Use legate’s timing tool to measure elapsed time, rather than standard Python timers. cuNumeric executes work asynchronously when possible, and a standard Python timer will only measure the time taken to launch the work, not the time spent in actual computation. Make sure warm-up iterations, initialization, I/O, and other one-time computations are excluded while timing iterative computations.

Here is an example of how to measure elapsed time in milliseconds:

import cunumeric as np
from legate.timing import time

init() # Initialization step

# Do few warm-up iterations
for i in range(n_warmup_iters):
    compute()

start = time()
for i in range(niters):
    compute()
end = time()

elapsed_millisecs = (end - start)/1000.0

dump_data() # I/O

Guidelines for performance benchmarks#

Manual partitioning of data for use with message-passing from Python (say, using mpi4py package) is discouraged.

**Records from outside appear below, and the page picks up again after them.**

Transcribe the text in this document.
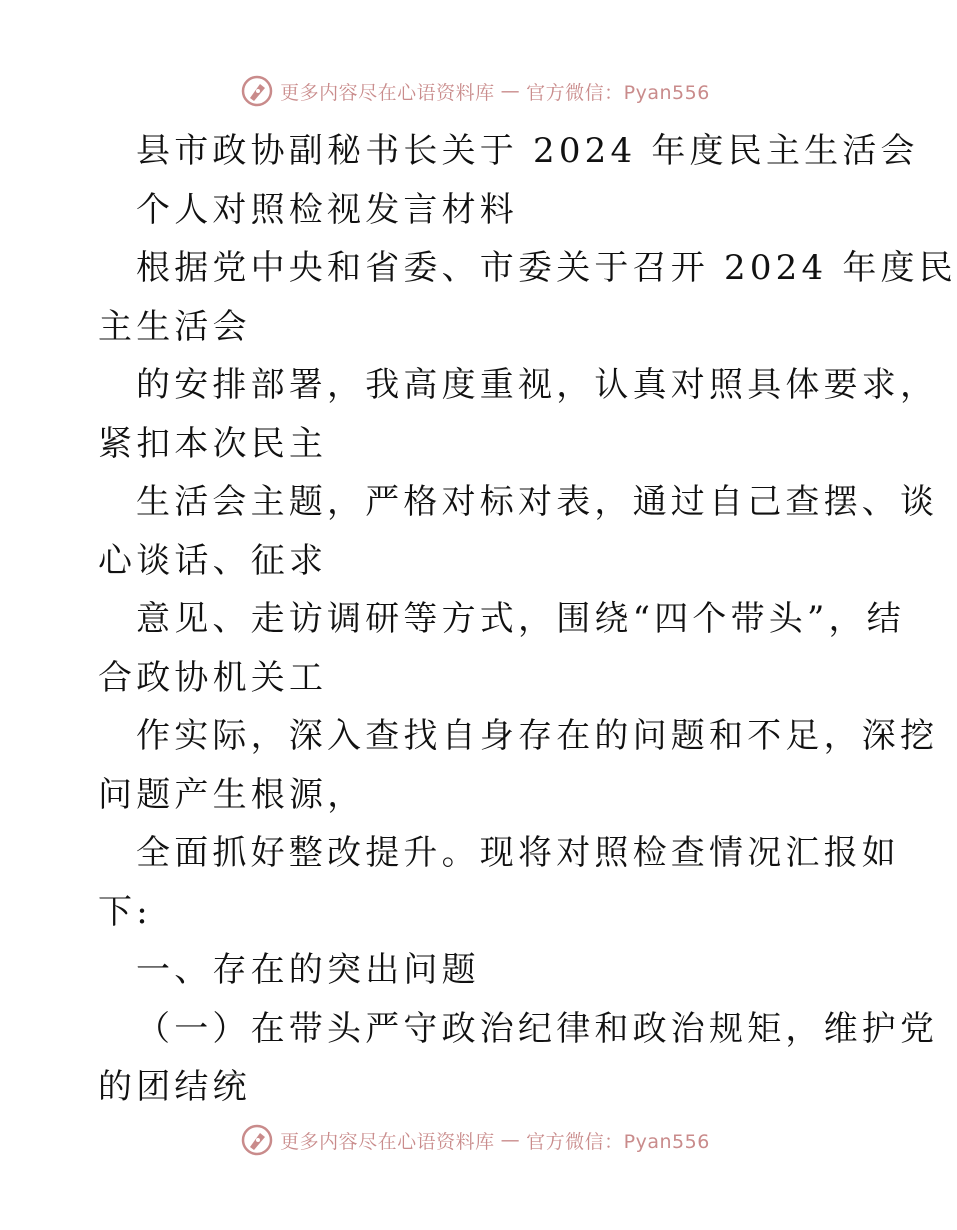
更多内容尽在心语资料库 — 官方微信：Pyan556
县市政协副秘书长关于 2024 年度民主生活会
个人对照检视发言材料
根据党中央和省委、市委关于召开 2024 年度民
主生活会
的安排部署，我高度重视，认真对照具体要求，
紧扣本次民主
生活会主题，严格对标对表，通过自己查摆、谈
心谈话、征求
意见、走访调研等方式，围绕“四个带头”，结
合政协机关工
作实际，深入查找自身存在的问题和不足，深挖
问题产生根源，
全面抓好整改提升。现将对照检查情况汇报如
下:
一、存在的突出问题
（一）在带头严守政治纪律和政治规矩，维护党
的团结统
更多内容尽在心语资料库 — 官方微信：Pyan556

Measure elapsed time using Legate’s timing tool (as given in the example above) while making sure to skip initialization steps, warm-up iterations, I/O operations etc., while timing the application.

Ensure that the problem size is large enough to offset runtime overheads associated with tasks. A rule of thumb is that the problem size is large enough for a task granularity of about 1 millisecond (as of release 23.07).

For arrays that are small, or for arrays that operate on a subset of a larger array, it is recommended that they be merged with similar operations when possible. For example, in some applications using structured meshes, boundary conditions are set on a subset of data (at the boundaries only) which typically tends to be a sequence of very small operations. When possible, boundary conditions for different variables and different boundaries should be combined. In general, merging small operations might yield better results.